A ce stade,  on trouve des leviers qui sont à la fois incitatifs mais parfois encore difficiles  à mettre en oeuvre ou élitistes.

  • La réglementation thermique 2012 qui a introduit le bioclimatisme, la prise en compte des énergies renouvelables et 3 obligations de résultat (la  limitation de la consommation d’énergie primaire, l’optimisation da la conception du bâti, l’assurance du confort en été).
  • La performance énergétique, avec son affichage DPE qui dresse une classification des biens immobiliers en fonction de la valeur de référence afin que les consommateurs puissent comparer et évaluer la performance énergétique. Cet affichage combiné à des mesures incitatives tel que le PTZ+ sont censés avoir un effet déterminant dans l’acte d’achat.
  • Les aides financières incitatives : le CIDD (crédit d’impôt développement durable), les éco-prêts.
  • La volonté des particuliers à investir dans un logement vert qui pour le moment n’est pas encore très forte compte-tenu d’un manque de visibilité des performances, d’un surcoût à l’achat ou à la construction, et d’un retour sur investissement encore parfois trop long.
  • Le rôle des collectivités : elles sont motrices dans la construction d’ouvrages « verts » au travers des PLU qui imposent la  gestion des eaux pluviales, de l’accessibilité, du stationnement, des déchets et de l’implantation d’installation de production d’EnR. Les PADD (plan d’aménagement et de développement durable) font apparaître les questions de préservation des ressources naturelles.
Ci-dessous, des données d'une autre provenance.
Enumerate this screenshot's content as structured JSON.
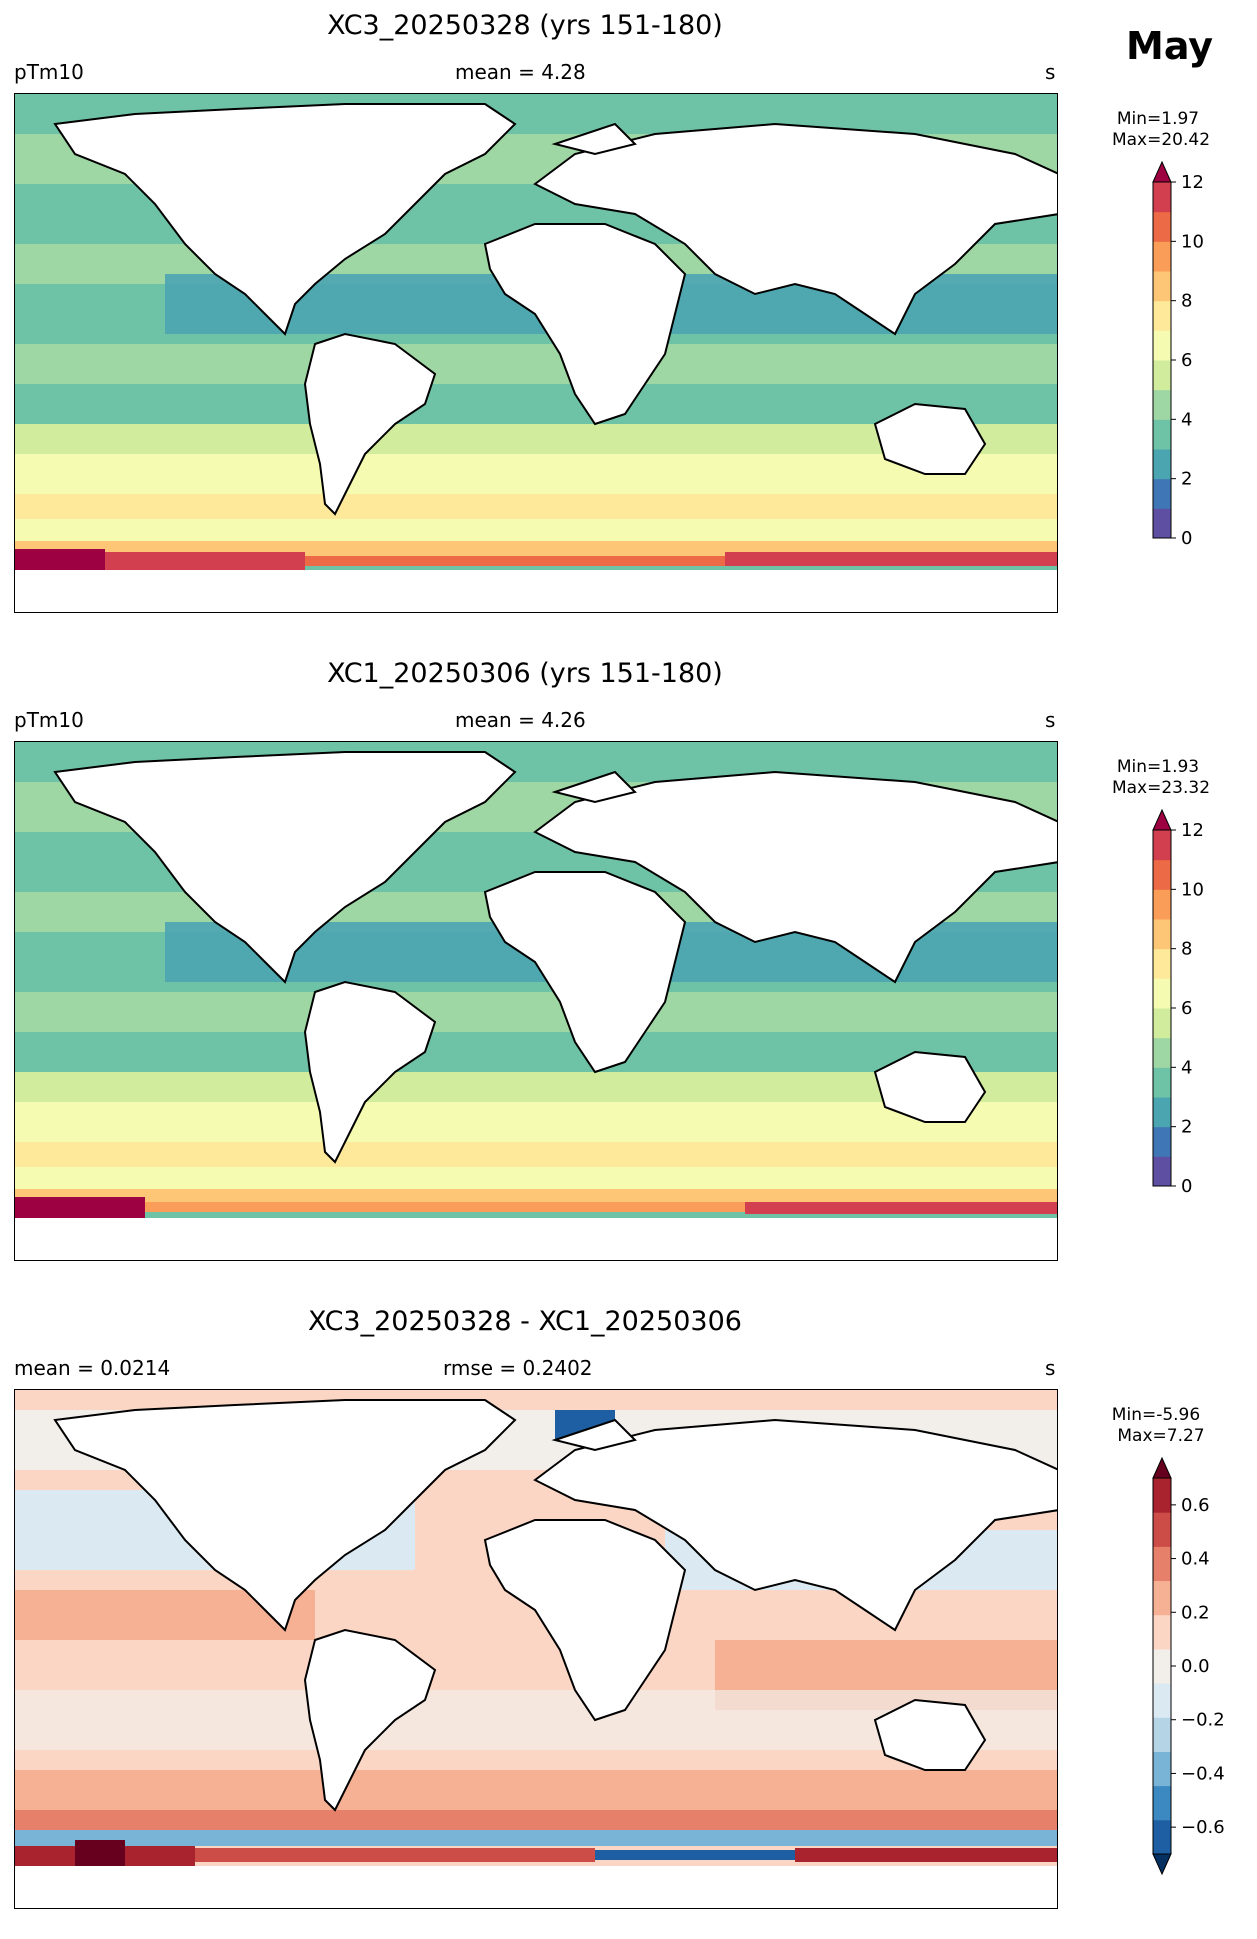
{
  "month": "May",
  "panels": [
    {
      "title": "XC3_20250328 (yrs 151-180)",
      "left_label": "pTm10",
      "center_label": "mean = 4.28",
      "units": "s",
      "min_label": "Min=1.97",
      "max_label": "Max=20.42",
      "colorbar": {
        "ticks": [
          "0",
          "2",
          "4",
          "6",
          "8",
          "10",
          "12"
        ],
        "levels": [
          "#5e4fa2",
          "#3f77b6",
          "#4ba5b1",
          "#6ec3a6",
          "#9fd7a4",
          "#d0ec9c",
          "#f5fbb1",
          "#fee99a",
          "#fdc676",
          "#f99d59",
          "#ec6a45",
          "#d2404f",
          "#9e0142"
        ],
        "extend": "max"
      }
    },
    {
      "title": "XC1_20250306 (yrs 151-180)",
      "left_label": "pTm10",
      "center_label": "mean = 4.26",
      "units": "s",
      "min_label": "Min=1.93",
      "max_label": "Max=23.32",
      "colorbar": {
        "ticks": [
          "0",
          "2",
          "4",
          "6",
          "8",
          "10",
          "12"
        ],
        "levels": [
          "#5e4fa2",
          "#3f77b6",
          "#4ba5b1",
          "#6ec3a6",
          "#9fd7a4",
          "#d0ec9c",
          "#f5fbb1",
          "#fee99a",
          "#fdc676",
          "#f99d59",
          "#ec6a45",
          "#d2404f",
          "#9e0142"
        ],
        "extend": "max"
      }
    },
    {
      "title": "XC3_20250328 - XC1_20250306",
      "left_label": "mean = 0.0214",
      "center_label": "rmse = 0.2402",
      "units": "s",
      "min_label": "Min=-5.96",
      "max_label": "Max=7.27",
      "colorbar": {
        "ticks": [
          "−0.6",
          "−0.4",
          "−0.2",
          "0.0",
          "0.2",
          "0.4",
          "0.6"
        ],
        "levels": [
          "#053061",
          "#1d5fa2",
          "#3b89c0",
          "#79b4d6",
          "#b5d5e7",
          "#dbe9f2",
          "#f2eeea",
          "#fbd6c4",
          "#f6b094",
          "#e6806a",
          "#cc4c48",
          "#a9232f",
          "#67001f"
        ],
        "extend": "both"
      }
    }
  ]
}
Les règlements de ZAC du type de celui de la Courouze à Rennes qui a inscrit les questions d’énergie, d’eau et de déchets dans son programme.

Quelle valorisation sur le marché avec quelles obligations de résultat ?

Un bien actuellement est valorisé suite à une observation du marché qui correspond encore de près ou de loin au jeu de l’offre et de la demande, mais demain la valorisation d’un bien immobilier devrait être l’addition de plusieurs valeurs, à savoir :

  • La valeur de situation qui intègre le foncier et la proximité de services
  • La valeur de construction qui intègre la qualité et la performance des équipements techniques, la durabilité de la construction, le choix des matériaux, la performance énergétique.
  • la valeur de capitalisation du bien composée de sa compétitivité, son attractivité, le coût de l’énergie nécessaire à son fonctionnement, les charges du bâtiment, l’image « durable » de l'immeuble, la durée de vie de l’ouvrage, la conformité aux réglementations, l’état de l’utilisation du bien.

Pour former au final  La valeur « marché »

Ainsi  le risque d’obsolescence d’une construction  vis-à-vis du marché et des réglementations va augmenter et  les certifications vont amener la construction à des obligations de résultats de plus en plus poussées.